In this next test I created a new scraper for accessing the Ocean Networks Canada API. The structure of this API's response was a lot more manageable and I figured out how to parse it.

Using this I code I was able to go back and modify my first attempt to find out information about Groundfish Pollock. I was also able to export this information to a CSV file without the formatting errors I had previously experienced. The data was clear and I was able to see what I would be able to extract. I knew that: I wanted numerical values to insert into an equation, and my focus was on deep sea creatures; so for my next scraper I accessed information about underwater objects.

In this program I looked for all the locations in the API which contained the word "underwater". This yielded a lot of information but I decided to focus on the location name, its depth, its latitude and its longitude. You can see that I was able to format the code to extract just the values I needed and then export this information to a separate CSV file.

Here you can see me exporting the API data about underwater locations to a CSV, and then accessing that same CSV within another Python program. This second program was to be used for plotting the data in a three-dimensional space, shown on the plot above. I liked how this was a representation of the numbers I'd spent so long trying to retrieve. I had the idea for the visualiser to contain multiple equation-generated "creatures" that would be situated within this plot.

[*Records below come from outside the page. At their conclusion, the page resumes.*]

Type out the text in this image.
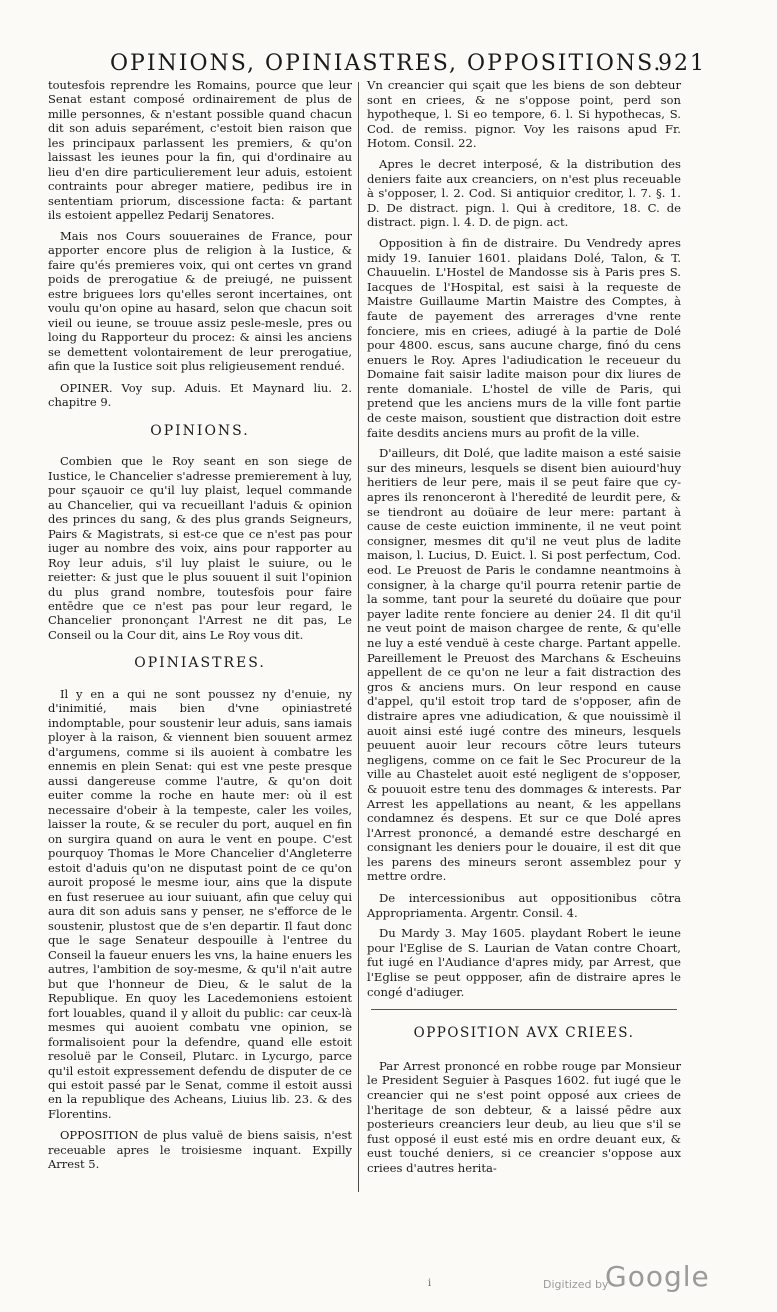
OPINIONS, OPINIASTRES, OPPOSITIONS.
921

toutesfois reprendre les Romains, pource que leur Senat estant composé ordinairement de plus de mille personnes, & n'estant possible quand chacun dit son aduis separément, c'estoit bien raison que les principaux parlassent les premiers, & qu'on laissast les ieunes pour la fin, qui d'ordinaire au lieu d'en dire particulierement leur aduis, estoient contraints pour abreger matiere, pedibus ire in sententiam priorum, discessione facta: & partant ils estoient appellez Pedarij Senatores.

Mais nos Cours souueraines de France, pour apporter encore plus de religion à la Iustice, & faire qu'és premieres voix, qui ont certes vn grand poids de prerogatiue & de preiugé, ne puissent estre briguees lors qu'elles seront incertaines, ont voulu qu'on opine au hasard, selon que chacun soit vieil ou ieune, se trouue assiz pesle-mesle, pres ou loing du Rapporteur du procez: & ainsi les anciens se demettent volontairement de leur prerogatiue, afin que la Iustice soit plus religieusement rendué.

OPINER. Voy sup. Aduis. Et Maynard liu. 2. chapitre 9.

OPINIONS.

Combien que le Roy seant en son siege de Iustice, le Chancelier s'adresse premierement à luy, pour sçauoir ce qu'il luy plaist, lequel commande au Chancelier, qui va recueillant l'aduis & opinion des princes du sang, & des plus grands Seigneurs, Pairs & Magistrats, si est-ce que ce n'est pas pour iuger au nombre des voix, ains pour rapporter au Roy leur aduis, s'il luy plaist le suiure, ou le reietter: & just que le plus souuent il suit l'opinion du plus grand nombre, toutesfois pour faire entēdre que ce n'est pas pour leur regard, le Chancelier prononçant l'Arrest ne dit pas, Le Conseil ou la Cour dit, ains Le Roy vous dit.

OPINIASTRES.

Il y en a qui ne sont poussez ny d'enuie, ny d'inimitié, mais bien d'vne opiniastreté indomptable, pour soustenir leur aduis, sans iamais ployer à la raison, & viennent bien souuent armez d'argumens, comme si ils auoient à combatre les ennemis en plein Senat: qui est vne peste presque aussi dangereuse comme l'autre, & qu'on doit euiter comme la roche en haute mer: où il est necessaire d'obeir à la tempeste, caler les voiles, laisser la route, & se reculer du port, auquel en fin on surgira quand on aura le vent en poupe. C'est pourquoy Thomas le More Chancelier d'Angleterre estoit d'aduis qu'on ne disputast point de ce qu'on auroit proposé le mesme iour, ains que la dispute en fust reseruee au iour suiuant, afin que celuy qui aura dit son aduis sans y penser, ne s'efforce de le soustenir, plustost que de s'en departir. Il faut donc que le sage Senateur despouille à l'entree du Conseil la faueur enuers les vns, la haine enuers les autres, l'ambition de soy-mesme, & qu'il n'ait autre but que l'honneur de Dieu, & le salut de la Republique. En quoy les Lacedemoniens estoient fort louables, quand il y alloit du public: car ceux-là mesmes qui auoient combatu vne opinion, se formalisoient pour la defendre, quand elle estoit resoluë par le Conseil, Plutarc. in Lycurgo, parce qu'il estoit expressement defendu de disputer de ce qui estoit passé par le Senat, comme il estoit aussi en la republique des Acheans, Liuius lib. 23. & des Florentins.

OPPOSITION de plus valuë de biens saisis, n'est receuable apres le troisiesme inquant. Expilly Arrest 5.

Vn creancier qui sçait que les biens de son debteur sont en criees, & ne s'oppose point, perd son hypotheque, l. Si eo tempore, 6. l. Si hypothecas, S. Cod. de remiss. pignor. Voy les raisons apud Fr. Hotom. Consil. 22.

Apres le decret interposé, & la distribution des deniers faite aux creanciers, on n'est plus receuable à s'opposer, l. 2. Cod. Si antiquior creditor, l. 7. §. 1. D. De distract. pign. l. Qui à creditore, 18. C. de distract. pign. l. 4. D. de pign. act.

Opposition à fin de distraire. Du Vendredy apres midy 19. Ianuier 1601. plaidans Dolé, Talon, & T. Chauuelin. L'Hostel de Mandosse sis à Paris pres S. Iacques de l'Hospital, est saisi à la requeste de Maistre Guillaume Martin Maistre des Comptes, à faute de payement des arrerages d'vne rente fonciere, mis en criees, adiugé à la partie de Dolé pour 4800. escus, sans aucune charge, finó du cens enuers le Roy. Apres l'adiudication le receueur du Domaine fait saisir ladite maison pour dix liures de rente domaniale. L'hostel de ville de Paris, qui pretend que les anciens murs de la ville font partie de ceste maison, soustient que distraction doit estre faite desdits anciens murs au profit de la ville.

D'ailleurs, dit Dolé, que ladite maison a esté saisie sur des mineurs, lesquels se disent bien auiourd'huy heritiers de leur pere, mais il se peut faire que cy-apres ils renonceront à l'heredité de leurdit pere, & se tiendront au doüaire de leur mere: partant à cause de ceste euiction imminente, il ne veut point consigner, mesmes dit qu'il ne veut plus de ladite maison, l. Lucius, D. Euict. l. Si post perfectum, Cod. eod. Le Preuost de Paris le condamne neantmoins à consigner, à la charge qu'il pourra retenir partie de la somme, tant pour la seureté du doüaire que pour payer ladite rente fonciere au denier 24. Il dit qu'il ne veut point de maison chargee de rente, & qu'elle ne luy a esté venduë à ceste charge. Partant appelle. Pareillement le Preuost des Marchans & Escheuins appellent de ce qu'on ne leur a fait distraction des gros & anciens murs. On leur respond en cause d'appel, qu'il estoit trop tard de s'opposer, afin de distraire apres vne adiudication, & que nouissimè il auoit ainsi esté iugé contre des mineurs, lesquels peuuent auoir leur recours cōtre leurs tuteurs negligens, comme on ce fait le Sec Procureur de la ville au Chastelet auoit esté negligent de s'opposer, & pouuoit estre tenu des dommages & interests. Par Arrest les appellations au neant, & les appellans condamnez és despens. Et sur ce que Dolé apres l'Arrest prononcé, a demandé estre deschargé en consignant les deniers pour le douaire, il est dit que les parens des mineurs seront assemblez pour y mettre ordre.

De intercessionibus aut oppositionibus cōtra Appropriamenta. Argentr. Consil. 4.

Du Mardy 3. May 1605. playdant Robert le ieune pour l'Eglise de S. Laurian de Vatan contre Choart, fut iugé en l'Audiance d'apres midy, par Arrest, que l'Eglise se peut oppposer, afin de distraire apres le congé d'adiuger.

OPPOSITION AVX CRIEES.

Par Arrest prononcé en robbe rouge par Monsieur le President Seguier à Pasques 1602. fut iugé que le creancier qui ne s'est point opposé aux criees de l'heritage de son debteur, & a laissé pēdre aux posterieurs creanciers leur deub, au lieu que s'il se fust opposé il eust esté mis en ordre deuant eux, & eust touché deniers, si ce creancier s'oppose aux criees d'autres herita-

i	Digitized by
Google
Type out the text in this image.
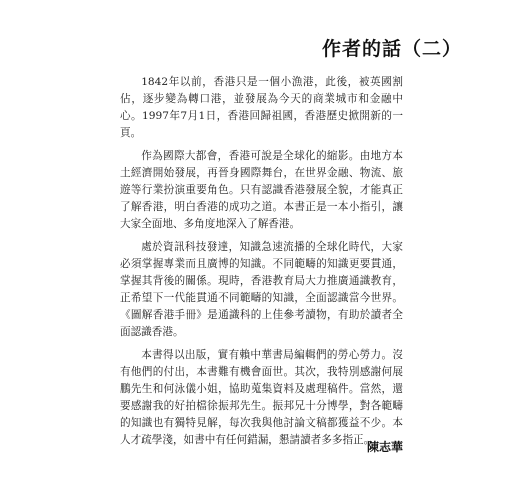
作者的話（二）

1842年以前，香港只是一個小漁港，此後，被英國割佔，逐步變為轉口港，並發展為今天的商業城市和金融中心。1997年7月1日，香港回歸祖國，香港歷史掀開新的一頁。

作為國際大都會，香港可說是全球化的縮影。由地方本土經濟開始發展，再晉身國際舞台，在世界金融、物流、旅遊等行業扮演重要角色。只有認識香港發展全貌，才能真正了解香港，明白香港的成功之道。本書正是一本小指引，讓大家全面地、多角度地深入了解香港。

處於資訊科技發達，知識急速流播的全球化時代，大家必須掌握專業而且廣博的知識。不同範疇的知識更要貫通，掌握其背後的關係。現時，香港教育局大力推廣通識教育，正希望下一代能貫通不同範疇的知識，全面認識當今世界。《圖解香港手冊》是通識科的上佳參考讀物，有助於讀者全面認識香港。

本書得以出版，實有賴中華書局編輯們的勞心勞力。沒有他們的付出，本書難有機會面世。其次，我特別感謝何展鵬先生和何泳儀小姐，協助蒐集資料及處理稿件。當然，還要感謝我的好拍檔徐振邦先生。振邦兄十分博學，對各範疇的知識也有獨特見解，每次我與他討論文稿都獲益不少。本人才疏學淺，如書中有任何錯漏，懇請讀者多多指正。

陳志華
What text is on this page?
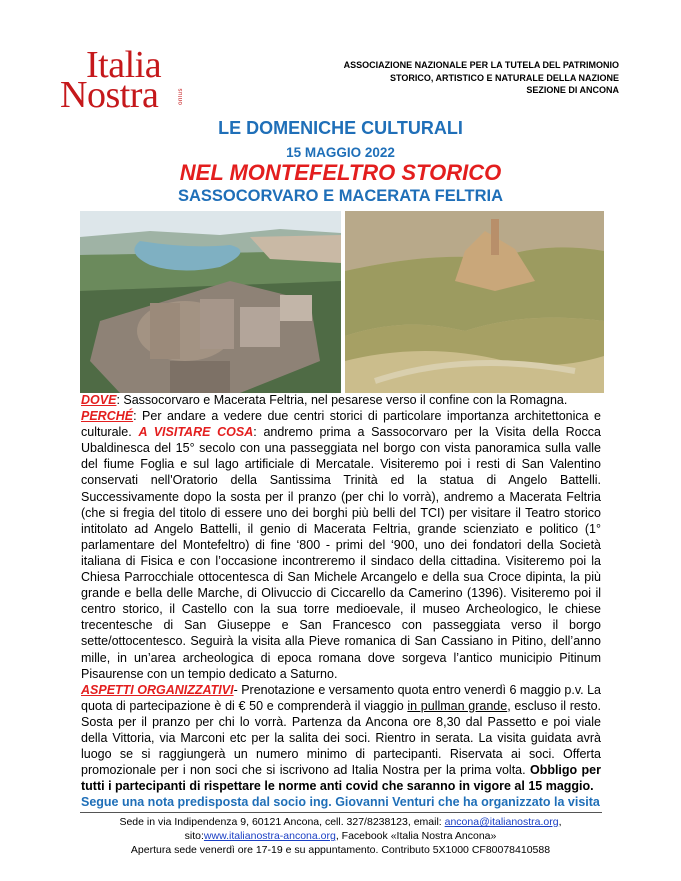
Italia
Nostra	onlus
ASSOCIAZIONE NAZIONALE PER LA TUTELA DEL PATRIMONIO
STORICO, ARTISTICO E NATURALE DELLA NAZIONE
SEZIONE DI ANCONA
LE DOMENICHE CULTURALI
15 MAGGIO 2022
NEL MONTEFELTRO STORICO
SASSOCORVARO E MACERATA FELTRIA

DOVE: Sassocorvaro e Macerata Feltria, nel pesarese verso il confine con la Romagna.

PERCHÉ: Per andare a vedere due centri storici di particolare importanza architettonica e culturale. A VISITARE COSA: andremo prima a Sassocorvaro per la Visita della Rocca Ubaldinesca del 15° secolo con una passeggiata nel borgo con vista panoramica sulla valle del fiume Foglia e sul lago artificiale di Mercatale. Visiteremo poi i resti di San Valentino conservati nell'Oratorio della Santissima Trinità ed la statua di Angelo Battelli. Successivamente dopo la sosta per il pranzo (per chi lo vorrà), andremo a Macerata Feltria (che si fregia del titolo di essere uno dei borghi più belli del TCI) per visitare il Teatro storico intitolato ad Angelo Battelli, il genio di Macerata Feltria, grande scienziato e politico (1° parlamentare del Montefeltro) di fine ‘800 - primi del ‘900, uno dei fondatori della Società italiana di Fisica e con l’occasione incontreremo il sindaco della cittadina. Visiteremo poi la Chiesa Parrocchiale ottocentesca di San Michele Arcangelo e della sua Croce dipinta, la più grande e bella delle Marche, di Olivuccio di Ciccarello da Camerino (1396). Visiteremo poi il centro storico, il Castello con la sua torre medioevale, il museo Archeologico, le chiese trecentesche di San Giuseppe e San Francesco con passeggiata verso il borgo sette/ottocentesco. Seguirà la visita alla Pieve romanica di San Cassiano in Pitino, dell’anno mille, in un’area archeologica di epoca romana dove sorgeva l’antico municipio Pitinum Pisaurense con un tempio dedicato a Saturno.

ASPETTI ORGANIZZATIVI- Prenotazione e versamento quota entro venerdì 6 maggio p.v. La quota di partecipazione è di € 50 e comprenderà il viaggio in pullman grande, escluso il resto. Sosta per il pranzo per chi lo vorrà. Partenza da Ancona ore 8,30 dal Passetto e poi viale della Vittoria, via Marconi etc per la salita dei soci. Rientro in serata. La visita guidata avrà luogo se si raggiungerà un numero minimo di partecipanti. Riservata ai soci. Offerta promozionale per i non soci che si iscrivono ad Italia Nostra per la prima volta. Obbligo per tutti i partecipanti di rispettare le norme anti covid che saranno in vigore al 15 maggio.

Segue una nota predisposta dal socio ing. Giovanni Venturi che ha organizzato la visita

Sede in via Indipendenza 9, 60121 Ancona, cell. 327/8238123, email: ancona@italianostra.org,
sito:www.italianostra-ancona.org, Facebook «Italia Nostra Ancona»
Apertura sede venerdì ore 17-19 e su appuntamento. Contributo 5X1000 CF80078410588
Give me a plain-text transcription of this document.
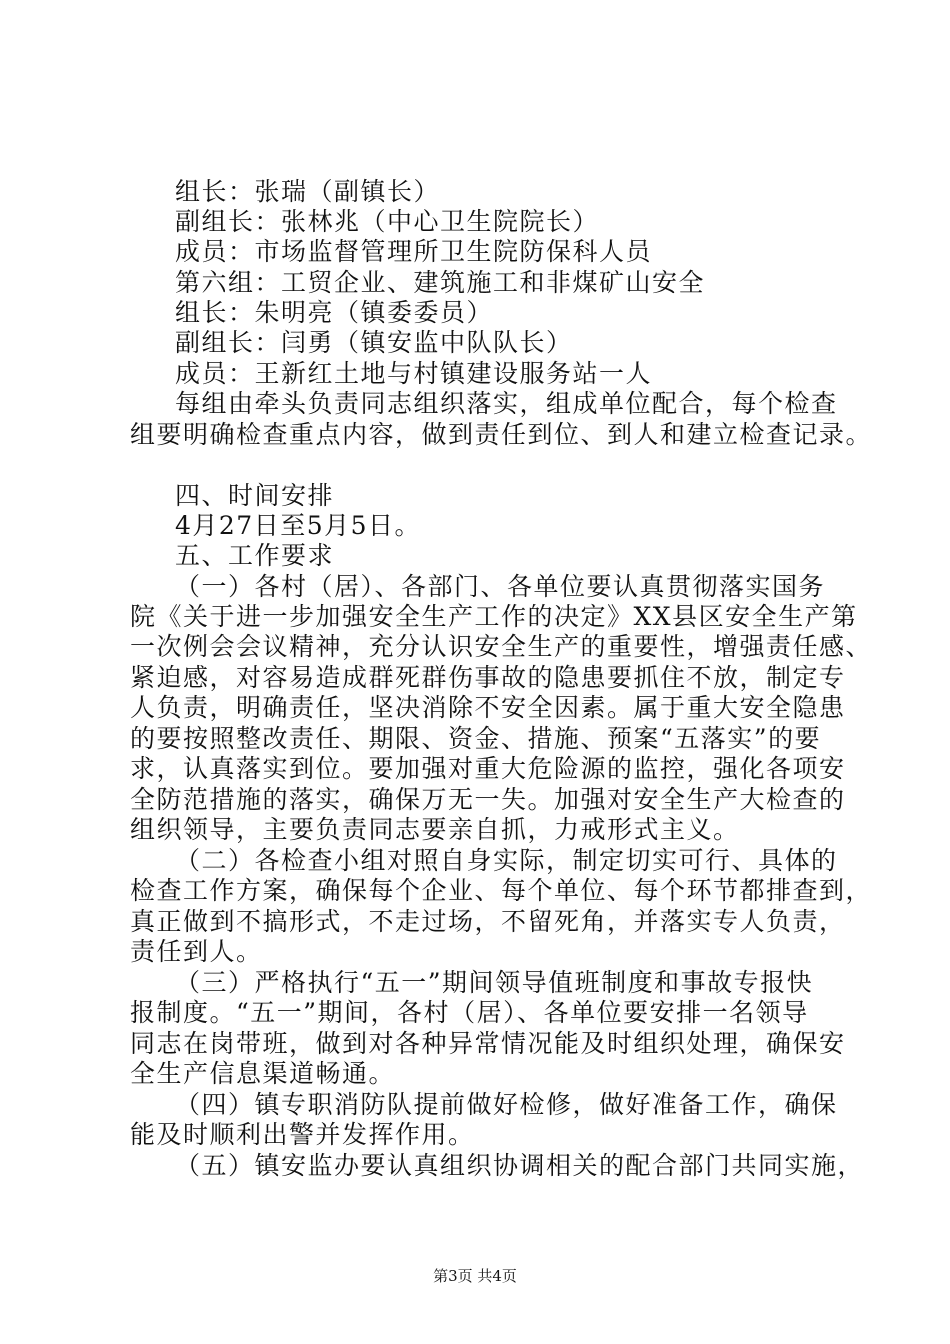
组长：张瑞（副镇长）
副组长：张林兆（中心卫生院院长）
成员：市场监督管理所卫生院防保科人员
第六组：工贸企业、建筑施工和非煤矿山安全
组长：朱明亮（镇委委员）
副组长：闫勇（镇安监中队队长）
成员：王新红土地与村镇建设服务站一人
每组由牵头负责同志组织落实，组成单位配合，每个检查
组要明确检查重点内容，做到责任到位、到人和建立检查记录。
四、时间安排
4月27日至5月5日。
五、工作要求
（一）各村（居）、各部门、各单位要认真贯彻落实国务
院《关于进一步加强安全生产工作的决定》XX县区安全生产第
一次例会会议精神，充分认识安全生产的重要性，增强责任感、
紧迫感，对容易造成群死群伤事故的隐患要抓住不放，制定专
人负责，明确责任，坚决消除不安全因素。属于重大安全隐患
的要按照整改责任、期限、资金、措施、预案“五落实”的要
求，认真落实到位。要加强对重大危险源的监控，强化各项安
全防范措施的落实，确保万无一失。加强对安全生产大检查的
组织领导，主要负责同志要亲自抓，力戒形式主义。
（二）各检查小组对照自身实际，制定切实可行、具体的
检查工作方案，确保每个企业、每个单位、每个环节都排查到，
真正做到不搞形式，不走过场，不留死角，并落实专人负责，
责任到人。
（三）严格执行“五一”期间领导值班制度和事故专报快
报制度。“五一”期间，各村（居）、各单位要安排一名领导
同志在岗带班，做到对各种异常情况能及时组织处理，确保安
全生产信息渠道畅通。
（四）镇专职消防队提前做好检修，做好准备工作，确保
能及时顺利出警并发挥作用。
（五）镇安监办要认真组织协调相关的配合部门共同实施，
第3页 共4页
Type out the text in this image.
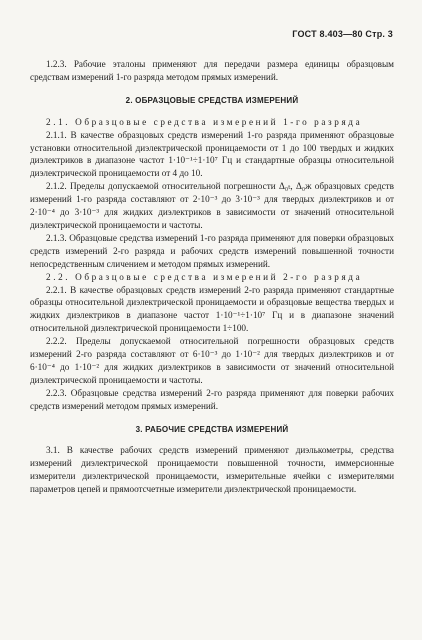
ГОСТ 8.403—80 Стр. 3
1.2.3. Рабочие эталоны применяют для передачи размера единицы образцовым средствам измерений 1-го разряда методом прямых измерений.
2. ОБРАЗЦОВЫЕ СРЕДСТВА ИЗМЕРЕНИЙ
2.1. Образцовые средства измерений 1-го разряда
2.1.1. В качестве образцовых средств измерений 1-го разряда применяют образцовые установки относительной диэлектрической проницаемости от 1 до 100 твердых и жидких диэлектриков в диапазоне частот 1·10⁻¹÷1·10⁷ Гц и стандартные образцы относительной диэлектрической проницаемости от 4 до 10.
2.1.2. Пределы допускаемой относительной погрешности Δ₀ₜ, Δ₀ж образцовых средств измерений 1-го разряда составляют от 2·10⁻³ до 3·10⁻³ для твердых диэлектриков и от 2·10⁻⁴ до 3·10⁻³ для жидких диэлектриков в зависимости от значений относительной диэлектрической проницаемости и частоты.
2.1.3. Образцовые средства измерений 1-го разряда применяют для поверки образцовых средств измерений 2-го разряда и рабочих средств измерений повышенной точности непосредственным сличением и методом прямых измерений.
2.2. Образцовые средства измерений 2-го разряда
2.2.1. В качестве образцовых средств измерений 2-го разряда применяют стандартные образцы относительной диэлектрической проницаемости и образцовые вещества твердых и жидких диэлектриков в диапазоне частот 1·10⁻¹÷1·10⁷ Гц и в диапазоне значений относительной диэлектрической проницаемости 1÷100.
2.2.2. Пределы допускаемой относительной погрешности образцовых средств измерений 2-го разряда составляют от 6·10⁻³ до 1·10⁻² для твердых диэлектриков и от 6·10⁻⁴ до 1·10⁻² для жидких диэлектриков в зависимости от значений относительной диэлектрической проницаемости и частоты.
2.2.3. Образцовые средства измерений 2-го разряда применяют для поверки рабочих средств измерений методом прямых измерений.
3. РАБОЧИЕ СРЕДСТВА ИЗМЕРЕНИЙ
3.1. В качестве рабочих средств измерений применяют диэлькометры, средства измерений диэлектрической проницаемости повышенной точности, иммерсионные измерители диэлектрической проницаемости, измерительные ячейки с измерителями параметров цепей и прямоотсчетные измерители диэлектрической проницаемости.
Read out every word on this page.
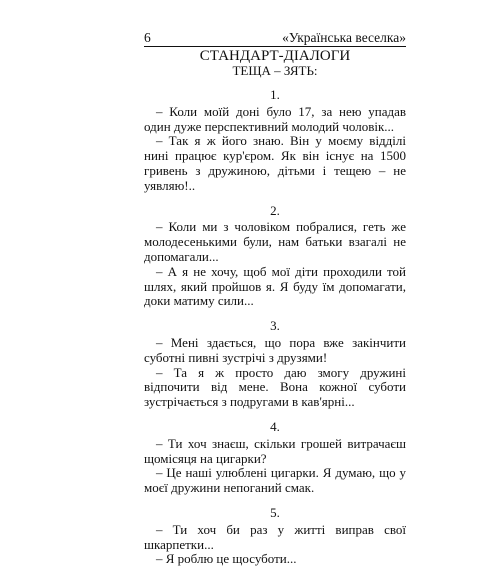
6	«Українська веселка»
СТАНДАРТ-ДІАЛОГИ
ТЕЩА – ЗЯТЬ:
1.

– Коли моїй доні було 17, за нею упадав один дуже перспективний молодий чоловік...

– Так я ж його знаю. Він у моєму відділі нині працює кур'єром. Як він існує на 1500 гривень з дружиною, дітьми і тещею – не уявляю!..

2.

– Коли ми з чоловіком побралися, геть же молодесенькими були, нам батьки взагалі не допомагали...

– А я не хочу, щоб мої діти проходили той шлях, який пройшов я. Я буду їм допомагати, доки матиму сили...

3.

– Мені здається, що пора вже закінчити суботні пивні зустрічі з друзями!

– Та я ж просто даю змогу дружині відпочити від мене. Вона кожної суботи зустрічається з подругами в кав'ярні...

4.

– Ти хоч знаєш, скільки грошей витрачаєш щомісяця на цигарки?

– Це наші улюблені цигарки. Я думаю, що у моєї дружини непоганий смак.

5.

– Ти хоч би раз у житті виправ свої шкарпетки...

– Я роблю це щосуботи...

Since I had decided to use the numerical values from the locations as a plane for the creatures to exist in, I needed another source of numbers to inform the equations the creatures would be generated by. I went with the simplest solution of converting the location names into their ASCII codes; I knew this would give me a long string of values to play with. Here you can see the outcome of the conversions as a list, which I transformed into long strings using ord(), a function which returns the integer a character represents, otherwise known as its ASCII code.

I collected the results in a JavaScript sketch so I could finally start using the numbers to draw things. I used fetch to access the CSV file and created a function that would decode, format, and log the data in the console. It took some further cleaning to get the data to be pure, usable numbers, but eventually it worked. Now having access to the data I need, I can split up the values into smaller integers or floats and perform operations on some equations with them.